Is anyone listening to your customer?

The difference between hearing and listening to your customer might at first seem semantic. Most companies proclaim to be customer centric and driven by their customers' every need. But the reality is that there are numerous competing interests that all company C-suites must answer to. Profitability and accountability to shareholders and investors are rightfully paramount. But there is no single path to try to achieve this, and not all are guided by the audience who can most contribute to a business’ overall success – its customers.

Hearing your customer may encompass their obtaining their input or feedback. Listening to your customer involves building relationships. It means not just knowing preferences, but understanding the reasoning behind them. It means not just responding to needs, but anticipating them. And most importantly, it means taking action – demonstratively.

Who in your organization is responsible for this vital role? With healthy and vibrant brands, the true answer is everyone. Not that all employees will have the opportunity to learn directly from customers, but certainly, each should be educated and exposed to key learnings, and their actions should be guided by this information. It’s their chance to contribute to the brand from their discipline, using their expertise to support the people counting on them (internally and externally).

Customer centricity as a term has become cliché, yet structuring organizational leadership to embrace the customer is relatively new. There are, however, companies taking the issue of customer engagement so seriously, that they are adding a Chief Customer Officer to their C-suite. This position is rapidly evolving and in many instances, not well understood. The first individual recognized as taking on this position was Jack Chambers for Texas New Mexico Power in 1999. According to the Chief Customer Officer Council, “there are 450 executives worldwide with the CCO title or having comparable authority and responsibilities under a different title.” The Council defines the CCO role as “an executive that provides the comprehensive and authoritative view of the customer and creates corporate and customer strategy at the highest levels of the company to maximize customer acquisition, retention and profitability.” In order for this position not to be a mere figurehead, this individual most frequently reports directly to the CEO, holds true power and can directly inform and influence all parts of the organization. Having a Chief Customer Officer can send a compelling message to customers that the company is serious about listening to them and building real brand loyalty. This, however, can only happen when the customer sees concrete evidence of the CCO’s ability to take action and address needs in a way that is expected and valued.

Putting customers first may seem like common sense, but the customer can easily get lost in the commotion of day-to-day business issues that arise. Companies that grow distant from their constituents do so at their own peril.

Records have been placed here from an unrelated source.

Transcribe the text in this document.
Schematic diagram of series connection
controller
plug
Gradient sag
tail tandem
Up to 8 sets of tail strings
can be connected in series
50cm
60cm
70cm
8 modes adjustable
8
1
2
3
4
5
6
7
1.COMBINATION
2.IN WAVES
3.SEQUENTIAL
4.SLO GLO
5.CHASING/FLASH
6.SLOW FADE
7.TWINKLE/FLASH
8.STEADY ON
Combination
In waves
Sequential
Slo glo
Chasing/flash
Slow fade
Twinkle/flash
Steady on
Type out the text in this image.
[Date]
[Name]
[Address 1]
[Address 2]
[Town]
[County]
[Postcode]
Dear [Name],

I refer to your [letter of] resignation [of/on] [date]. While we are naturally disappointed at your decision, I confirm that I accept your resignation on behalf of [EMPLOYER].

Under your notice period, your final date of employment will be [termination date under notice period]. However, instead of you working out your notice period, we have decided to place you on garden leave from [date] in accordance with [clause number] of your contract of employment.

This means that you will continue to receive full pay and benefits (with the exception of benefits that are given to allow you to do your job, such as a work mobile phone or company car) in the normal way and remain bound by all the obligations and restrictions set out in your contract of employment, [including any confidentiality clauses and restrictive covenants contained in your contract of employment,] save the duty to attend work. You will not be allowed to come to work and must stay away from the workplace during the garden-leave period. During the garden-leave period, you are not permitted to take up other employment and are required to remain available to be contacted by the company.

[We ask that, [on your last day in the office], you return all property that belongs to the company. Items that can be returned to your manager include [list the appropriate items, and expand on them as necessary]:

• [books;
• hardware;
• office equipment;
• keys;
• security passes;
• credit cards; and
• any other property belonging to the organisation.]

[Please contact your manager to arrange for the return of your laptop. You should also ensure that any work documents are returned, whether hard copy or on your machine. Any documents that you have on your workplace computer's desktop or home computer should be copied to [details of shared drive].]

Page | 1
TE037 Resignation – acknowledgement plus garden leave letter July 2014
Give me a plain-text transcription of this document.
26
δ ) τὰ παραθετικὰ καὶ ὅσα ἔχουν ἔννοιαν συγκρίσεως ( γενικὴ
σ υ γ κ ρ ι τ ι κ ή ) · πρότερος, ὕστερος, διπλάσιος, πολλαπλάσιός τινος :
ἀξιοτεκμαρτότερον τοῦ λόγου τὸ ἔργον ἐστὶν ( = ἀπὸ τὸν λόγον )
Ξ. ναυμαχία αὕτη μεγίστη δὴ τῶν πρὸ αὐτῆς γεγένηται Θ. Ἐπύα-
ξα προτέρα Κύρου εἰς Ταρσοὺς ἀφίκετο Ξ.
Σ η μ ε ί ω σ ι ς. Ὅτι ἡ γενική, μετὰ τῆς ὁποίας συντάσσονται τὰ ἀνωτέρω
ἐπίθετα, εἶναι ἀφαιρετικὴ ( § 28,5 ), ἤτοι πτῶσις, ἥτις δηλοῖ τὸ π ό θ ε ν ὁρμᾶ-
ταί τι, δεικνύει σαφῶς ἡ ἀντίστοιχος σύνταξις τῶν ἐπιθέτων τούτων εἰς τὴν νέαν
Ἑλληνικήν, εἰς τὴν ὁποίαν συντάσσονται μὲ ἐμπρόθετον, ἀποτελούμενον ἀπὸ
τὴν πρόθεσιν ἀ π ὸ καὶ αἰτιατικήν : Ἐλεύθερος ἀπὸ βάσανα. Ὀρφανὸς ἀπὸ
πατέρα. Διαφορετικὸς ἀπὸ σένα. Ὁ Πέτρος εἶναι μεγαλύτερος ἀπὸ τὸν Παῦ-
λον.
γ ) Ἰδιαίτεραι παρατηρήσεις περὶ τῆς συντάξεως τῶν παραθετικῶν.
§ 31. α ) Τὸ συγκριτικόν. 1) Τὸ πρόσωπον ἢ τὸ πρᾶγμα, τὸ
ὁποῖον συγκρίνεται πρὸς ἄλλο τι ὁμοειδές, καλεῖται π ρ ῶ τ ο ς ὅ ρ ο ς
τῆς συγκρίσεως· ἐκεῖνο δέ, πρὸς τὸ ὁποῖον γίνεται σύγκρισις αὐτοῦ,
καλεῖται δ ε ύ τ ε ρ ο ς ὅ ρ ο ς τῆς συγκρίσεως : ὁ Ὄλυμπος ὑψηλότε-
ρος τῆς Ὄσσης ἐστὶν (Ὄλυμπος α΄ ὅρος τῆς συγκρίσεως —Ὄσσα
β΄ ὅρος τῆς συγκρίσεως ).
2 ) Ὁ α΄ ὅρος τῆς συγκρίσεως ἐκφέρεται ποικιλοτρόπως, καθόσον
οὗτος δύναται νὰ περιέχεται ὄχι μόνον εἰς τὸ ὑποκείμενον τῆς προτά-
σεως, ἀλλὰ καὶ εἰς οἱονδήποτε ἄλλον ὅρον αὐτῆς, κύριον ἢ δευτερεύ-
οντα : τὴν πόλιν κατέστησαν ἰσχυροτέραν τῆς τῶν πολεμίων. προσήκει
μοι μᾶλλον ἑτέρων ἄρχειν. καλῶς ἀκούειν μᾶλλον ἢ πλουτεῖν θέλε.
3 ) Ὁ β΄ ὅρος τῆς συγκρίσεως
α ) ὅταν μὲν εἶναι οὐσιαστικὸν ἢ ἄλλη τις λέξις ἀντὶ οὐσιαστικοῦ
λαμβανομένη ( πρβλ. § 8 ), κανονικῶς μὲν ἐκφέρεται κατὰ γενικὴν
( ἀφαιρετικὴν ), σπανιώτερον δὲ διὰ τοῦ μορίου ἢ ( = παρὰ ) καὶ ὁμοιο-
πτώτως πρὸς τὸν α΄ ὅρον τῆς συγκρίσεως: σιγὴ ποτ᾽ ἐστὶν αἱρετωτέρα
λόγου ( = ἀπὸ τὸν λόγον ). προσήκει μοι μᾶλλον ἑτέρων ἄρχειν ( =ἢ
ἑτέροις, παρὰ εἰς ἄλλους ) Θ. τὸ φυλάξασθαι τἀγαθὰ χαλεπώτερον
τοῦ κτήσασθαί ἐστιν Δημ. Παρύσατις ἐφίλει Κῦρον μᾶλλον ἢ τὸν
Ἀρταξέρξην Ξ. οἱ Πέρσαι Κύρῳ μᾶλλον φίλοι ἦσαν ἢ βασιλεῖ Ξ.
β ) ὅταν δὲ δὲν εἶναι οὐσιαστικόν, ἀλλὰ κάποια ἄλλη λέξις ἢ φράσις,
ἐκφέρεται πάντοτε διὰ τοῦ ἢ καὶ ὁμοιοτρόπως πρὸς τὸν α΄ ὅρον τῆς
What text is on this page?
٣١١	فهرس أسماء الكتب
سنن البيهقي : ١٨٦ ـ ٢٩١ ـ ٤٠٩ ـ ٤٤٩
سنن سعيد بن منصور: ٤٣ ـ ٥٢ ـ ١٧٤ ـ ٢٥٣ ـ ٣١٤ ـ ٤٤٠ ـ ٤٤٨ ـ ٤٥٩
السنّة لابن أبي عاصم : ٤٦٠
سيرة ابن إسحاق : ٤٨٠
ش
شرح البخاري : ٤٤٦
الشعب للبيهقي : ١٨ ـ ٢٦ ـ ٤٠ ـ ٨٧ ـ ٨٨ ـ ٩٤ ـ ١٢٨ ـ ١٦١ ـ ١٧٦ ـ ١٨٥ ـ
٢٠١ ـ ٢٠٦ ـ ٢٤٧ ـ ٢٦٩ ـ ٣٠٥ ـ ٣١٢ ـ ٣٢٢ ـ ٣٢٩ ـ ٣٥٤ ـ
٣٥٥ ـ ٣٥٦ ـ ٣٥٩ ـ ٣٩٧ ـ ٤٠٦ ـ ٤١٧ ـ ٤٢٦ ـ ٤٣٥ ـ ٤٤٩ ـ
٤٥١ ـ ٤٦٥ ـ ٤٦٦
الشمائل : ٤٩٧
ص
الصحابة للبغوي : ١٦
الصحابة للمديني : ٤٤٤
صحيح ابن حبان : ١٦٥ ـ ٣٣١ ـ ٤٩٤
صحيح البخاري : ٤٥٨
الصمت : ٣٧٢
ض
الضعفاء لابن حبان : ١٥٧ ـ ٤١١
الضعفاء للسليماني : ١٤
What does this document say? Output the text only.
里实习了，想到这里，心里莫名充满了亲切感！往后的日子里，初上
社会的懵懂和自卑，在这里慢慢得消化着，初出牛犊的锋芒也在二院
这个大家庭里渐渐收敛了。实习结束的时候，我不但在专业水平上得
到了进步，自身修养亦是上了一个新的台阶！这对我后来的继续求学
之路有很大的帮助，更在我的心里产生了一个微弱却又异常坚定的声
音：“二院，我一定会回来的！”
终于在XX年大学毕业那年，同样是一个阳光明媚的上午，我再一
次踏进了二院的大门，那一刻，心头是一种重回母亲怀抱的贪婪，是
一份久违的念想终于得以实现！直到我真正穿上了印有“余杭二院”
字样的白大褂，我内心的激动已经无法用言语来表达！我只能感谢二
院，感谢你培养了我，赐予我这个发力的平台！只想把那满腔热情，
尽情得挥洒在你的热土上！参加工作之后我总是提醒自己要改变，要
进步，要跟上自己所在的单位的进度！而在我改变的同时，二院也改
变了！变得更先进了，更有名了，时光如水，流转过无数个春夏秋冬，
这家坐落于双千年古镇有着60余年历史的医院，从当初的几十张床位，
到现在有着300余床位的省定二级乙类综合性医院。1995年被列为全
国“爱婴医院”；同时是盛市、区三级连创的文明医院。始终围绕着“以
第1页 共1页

Jeanne Bliss, author of Chief Customer Officer 2.0, states, “customers vote with their feed and decide if they will stay or leave based on their perception of how much we value them and how we treat them. And more are leaving every day just because of our inability to do the basic blocking and tackling of delivering our products and services to them. Getting customers to love you has to start with showing them the respect they deserve by making it painless and eventually a joy to do business with you.”

To be clear, the CCO is a business-oriented position. Its purpose is to contribute to the bottom-line and the role’s responsibilities extend far beyond responding to customer satisfaction surveys. Paul Hagen, writing for the Harvard Business Review states, “While some firms turn to a customer experience leader to fix issues that are creating legions of unhappy customers, most focus on the desire to accelerate growth, better integrate acquired companies, or shift priorities for a changing competitive environment. Sometimes it’s new leadership that spurs action, other times efforts percolating within companies that capture executives’ attention.”

Ultimately the CCO should help empower all stewards of the brand to listen to and serve the customer. The customer’s experience with the brand is the very heart of customer relationship. Companies cannot rest on their laurels. Past brand experiences that are positive can fade quickly without reinforcement and negative experiences can cast an enduring stain.

If your brand isn’t supported by a CCO, then the responsibility falls on executive leadership to charge others within the company to take ownership of the customer relationship to best form and maintain the bond with key constituents. It’s easy to fall into the trap of thinking that market research alone can deliver the information for best decision making. Research is an essential cornerstone, but meaningful relationships must be established. Mindsets must be understood. Expectations must be set and met. And the customer must always feel that they are front in center. The best internal intentions cannot accomplish this without senior leadership making it a business mandate. Part of this directive must result in the organization adopting the governance and structure to support the customer experience actionably.